Michael nodded. “It made an impression.”

“So here’s your government’s proposal, in a nutshell. This comes directly from Albert Soffet himself”-Soffet was the director of the CIA-“and it has presidential approval. How would you-meaning your business interests-like to be able to go back down to Cuba and pick up right where you left off? How would you like to get paid to do a job for us down there that would make that happen? Supremely well paid, I should add. Every dime is a hundred percent legal, and we can do things so that it’s effectively tax-free. We’d even help train your people. In fact, we’d have to insist on that point.”

“Train them?”

“The revolution changed many things. The men you send to do the job need to know about those things. There are Cuban patriots living in exile who will be able to help as well. We know these people. We’re familiar with their skills and limitations. There’s procedure to follow, too, so that, as I say, nobody goes to jail, be it one in America or, God forbid, Cuba. The risk-let me be clear-is that if and when anything goes wrong, we had nothing to do with it. If the Russians think we’re behind it, as a government, we could be looking at World War Three. Naturally, if your people get into trouble, we’ll do everything possible to help, but not at the expense of revealing our connection with the project. You-your people-will have acted as private citizens. You never met me. I don’t exist.”

Hagen would have been amused by Joe’s spelling all this out-he definitely wasn’t a connected guy of any sort-except for the enormity of the scheme he was suggesting. Killing a lowly beat cop was against the rules of their tradition, Hagen thought. How in the hell were they going to get away with assassinating the leader of another country?
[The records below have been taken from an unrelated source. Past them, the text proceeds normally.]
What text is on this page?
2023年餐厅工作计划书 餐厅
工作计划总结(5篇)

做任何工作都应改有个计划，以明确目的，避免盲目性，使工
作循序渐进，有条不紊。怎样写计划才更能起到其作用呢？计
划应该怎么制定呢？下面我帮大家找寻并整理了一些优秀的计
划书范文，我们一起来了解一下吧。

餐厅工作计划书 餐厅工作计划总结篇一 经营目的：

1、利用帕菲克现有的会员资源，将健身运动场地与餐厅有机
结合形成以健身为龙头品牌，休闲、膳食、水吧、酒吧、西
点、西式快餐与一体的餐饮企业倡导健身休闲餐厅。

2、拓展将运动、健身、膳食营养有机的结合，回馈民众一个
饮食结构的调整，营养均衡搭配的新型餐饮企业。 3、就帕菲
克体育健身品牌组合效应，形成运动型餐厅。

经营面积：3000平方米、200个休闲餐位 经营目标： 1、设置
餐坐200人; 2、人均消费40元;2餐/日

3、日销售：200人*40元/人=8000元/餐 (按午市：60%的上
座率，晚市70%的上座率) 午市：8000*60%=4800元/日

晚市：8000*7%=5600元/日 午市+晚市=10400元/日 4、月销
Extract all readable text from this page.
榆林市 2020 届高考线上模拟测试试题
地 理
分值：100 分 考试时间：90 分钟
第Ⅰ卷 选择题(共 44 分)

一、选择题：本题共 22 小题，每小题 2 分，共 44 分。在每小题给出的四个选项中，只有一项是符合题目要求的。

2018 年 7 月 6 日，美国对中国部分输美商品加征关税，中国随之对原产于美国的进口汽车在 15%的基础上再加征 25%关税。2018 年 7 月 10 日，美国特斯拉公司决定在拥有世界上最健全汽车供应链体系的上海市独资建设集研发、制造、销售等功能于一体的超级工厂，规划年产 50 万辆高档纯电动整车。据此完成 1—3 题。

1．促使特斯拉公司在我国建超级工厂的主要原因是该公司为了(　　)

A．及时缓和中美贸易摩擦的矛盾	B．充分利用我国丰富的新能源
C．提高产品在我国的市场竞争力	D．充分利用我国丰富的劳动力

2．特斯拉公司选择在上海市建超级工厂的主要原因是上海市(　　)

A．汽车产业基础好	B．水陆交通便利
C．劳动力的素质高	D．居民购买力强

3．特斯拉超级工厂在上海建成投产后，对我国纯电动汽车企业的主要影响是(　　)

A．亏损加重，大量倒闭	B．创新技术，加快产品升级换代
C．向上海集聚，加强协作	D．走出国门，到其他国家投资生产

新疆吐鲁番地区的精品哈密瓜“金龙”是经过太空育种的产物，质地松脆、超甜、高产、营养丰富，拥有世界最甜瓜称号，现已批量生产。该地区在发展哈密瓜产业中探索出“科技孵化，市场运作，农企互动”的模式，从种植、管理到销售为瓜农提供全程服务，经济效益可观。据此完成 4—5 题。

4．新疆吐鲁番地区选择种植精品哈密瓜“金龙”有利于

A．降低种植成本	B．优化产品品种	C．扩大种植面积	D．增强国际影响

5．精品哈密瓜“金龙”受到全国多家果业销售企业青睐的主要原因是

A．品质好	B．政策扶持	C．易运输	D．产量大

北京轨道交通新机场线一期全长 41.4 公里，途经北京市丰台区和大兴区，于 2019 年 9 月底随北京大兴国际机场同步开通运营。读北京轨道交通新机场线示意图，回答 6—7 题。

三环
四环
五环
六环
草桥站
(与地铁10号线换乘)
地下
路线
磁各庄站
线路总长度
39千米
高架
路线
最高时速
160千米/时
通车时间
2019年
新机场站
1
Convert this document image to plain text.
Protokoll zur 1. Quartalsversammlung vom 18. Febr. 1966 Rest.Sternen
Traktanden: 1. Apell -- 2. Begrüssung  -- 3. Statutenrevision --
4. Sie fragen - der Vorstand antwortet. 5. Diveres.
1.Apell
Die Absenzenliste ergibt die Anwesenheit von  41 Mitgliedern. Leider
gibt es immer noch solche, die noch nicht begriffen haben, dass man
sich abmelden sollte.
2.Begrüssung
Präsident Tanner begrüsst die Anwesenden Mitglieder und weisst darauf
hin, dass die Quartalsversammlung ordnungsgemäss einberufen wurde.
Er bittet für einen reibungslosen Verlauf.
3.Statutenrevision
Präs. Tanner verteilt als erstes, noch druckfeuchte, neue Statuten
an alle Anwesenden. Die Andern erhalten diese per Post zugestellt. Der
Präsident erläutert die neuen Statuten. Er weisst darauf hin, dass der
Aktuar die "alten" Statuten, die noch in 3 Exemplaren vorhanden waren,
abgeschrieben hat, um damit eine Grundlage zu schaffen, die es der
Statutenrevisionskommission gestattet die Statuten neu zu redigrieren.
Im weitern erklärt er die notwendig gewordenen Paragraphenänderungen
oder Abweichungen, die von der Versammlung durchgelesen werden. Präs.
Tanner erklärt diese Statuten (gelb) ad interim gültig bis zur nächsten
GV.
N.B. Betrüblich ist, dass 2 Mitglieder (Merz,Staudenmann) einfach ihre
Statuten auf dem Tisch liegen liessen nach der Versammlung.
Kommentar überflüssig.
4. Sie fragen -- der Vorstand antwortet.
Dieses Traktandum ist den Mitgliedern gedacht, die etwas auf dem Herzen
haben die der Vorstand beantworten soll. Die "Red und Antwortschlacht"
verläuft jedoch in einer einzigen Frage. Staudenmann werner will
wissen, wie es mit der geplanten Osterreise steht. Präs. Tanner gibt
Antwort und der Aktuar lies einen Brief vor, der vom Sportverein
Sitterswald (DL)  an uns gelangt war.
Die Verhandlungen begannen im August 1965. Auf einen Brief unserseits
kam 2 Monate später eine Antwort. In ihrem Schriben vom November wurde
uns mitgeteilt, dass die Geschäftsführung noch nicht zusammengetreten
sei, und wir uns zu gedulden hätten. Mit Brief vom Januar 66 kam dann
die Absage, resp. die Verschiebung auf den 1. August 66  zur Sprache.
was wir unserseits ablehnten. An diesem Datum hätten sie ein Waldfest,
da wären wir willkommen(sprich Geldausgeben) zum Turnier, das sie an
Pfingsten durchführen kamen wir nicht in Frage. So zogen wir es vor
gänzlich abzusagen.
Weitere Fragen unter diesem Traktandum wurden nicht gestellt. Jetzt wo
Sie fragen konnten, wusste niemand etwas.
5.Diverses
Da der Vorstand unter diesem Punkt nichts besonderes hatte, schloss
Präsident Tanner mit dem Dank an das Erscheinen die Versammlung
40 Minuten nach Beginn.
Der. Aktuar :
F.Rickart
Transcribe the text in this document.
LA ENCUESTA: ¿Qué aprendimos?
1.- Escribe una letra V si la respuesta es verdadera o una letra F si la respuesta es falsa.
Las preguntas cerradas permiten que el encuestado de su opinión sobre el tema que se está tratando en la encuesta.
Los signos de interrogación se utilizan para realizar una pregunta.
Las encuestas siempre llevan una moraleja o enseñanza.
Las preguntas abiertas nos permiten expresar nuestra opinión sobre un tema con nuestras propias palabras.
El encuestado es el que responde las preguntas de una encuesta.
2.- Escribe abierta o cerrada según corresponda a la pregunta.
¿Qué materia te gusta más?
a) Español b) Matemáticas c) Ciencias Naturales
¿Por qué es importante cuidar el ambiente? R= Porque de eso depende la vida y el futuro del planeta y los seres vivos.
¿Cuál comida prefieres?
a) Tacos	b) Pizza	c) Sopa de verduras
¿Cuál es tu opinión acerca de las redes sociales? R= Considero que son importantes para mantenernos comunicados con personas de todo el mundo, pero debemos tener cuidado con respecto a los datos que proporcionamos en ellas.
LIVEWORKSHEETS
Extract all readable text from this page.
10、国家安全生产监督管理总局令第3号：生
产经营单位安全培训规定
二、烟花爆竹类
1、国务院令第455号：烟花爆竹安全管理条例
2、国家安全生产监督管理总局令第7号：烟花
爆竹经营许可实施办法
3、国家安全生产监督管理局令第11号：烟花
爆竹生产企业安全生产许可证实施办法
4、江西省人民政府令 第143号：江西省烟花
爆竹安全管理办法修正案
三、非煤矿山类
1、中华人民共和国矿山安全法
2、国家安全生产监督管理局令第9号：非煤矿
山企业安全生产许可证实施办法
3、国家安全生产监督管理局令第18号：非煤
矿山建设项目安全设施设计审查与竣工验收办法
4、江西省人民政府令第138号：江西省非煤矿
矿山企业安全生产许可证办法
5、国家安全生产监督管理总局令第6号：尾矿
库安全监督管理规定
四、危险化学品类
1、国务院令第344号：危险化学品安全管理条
And contrary to what the public and FBI and apparently the CIA seemed to think, killings happened for some reason-self-preservation, revenge-not for a fee.

But wasn’t it revenge? Men had died for stealing a hundred bucks from a Corleone shylock. When the Cuban government had taken over or closed down their casinos-how had that been any different from stealing millions?

And what exactly were the rules that governed a retired Don?

In a spectacular combination shot, Michael Corleone sank the four in the side pocket. The six rolled after the five like a man trying to apologize to an angry lover, and they disappeared into the corner pocket together.

“Wow,” Joe said. “Now I’ve seen everything.”

Just then, there was a knock at the door.

“We expecting someone?” Hagen said.

“He’s late,” Joe said, though it was Michael who went to get the door. “My apologies. As perhaps you know, he’s nearly always late.”

It was Ambassador M. Corbett Shea.

“Sorry, gents,” he said. The Secret Service men stayed in the hall, which meant they’d been allowed to search the room earlier. “I had some business with my sons. So can I tell the president and the attorney general we have a deal? Or do you have questions you’d like me to pass on? How’d you put it, Mr. Cahn-sig-lee-airy? Anything the president needs, consider it done?”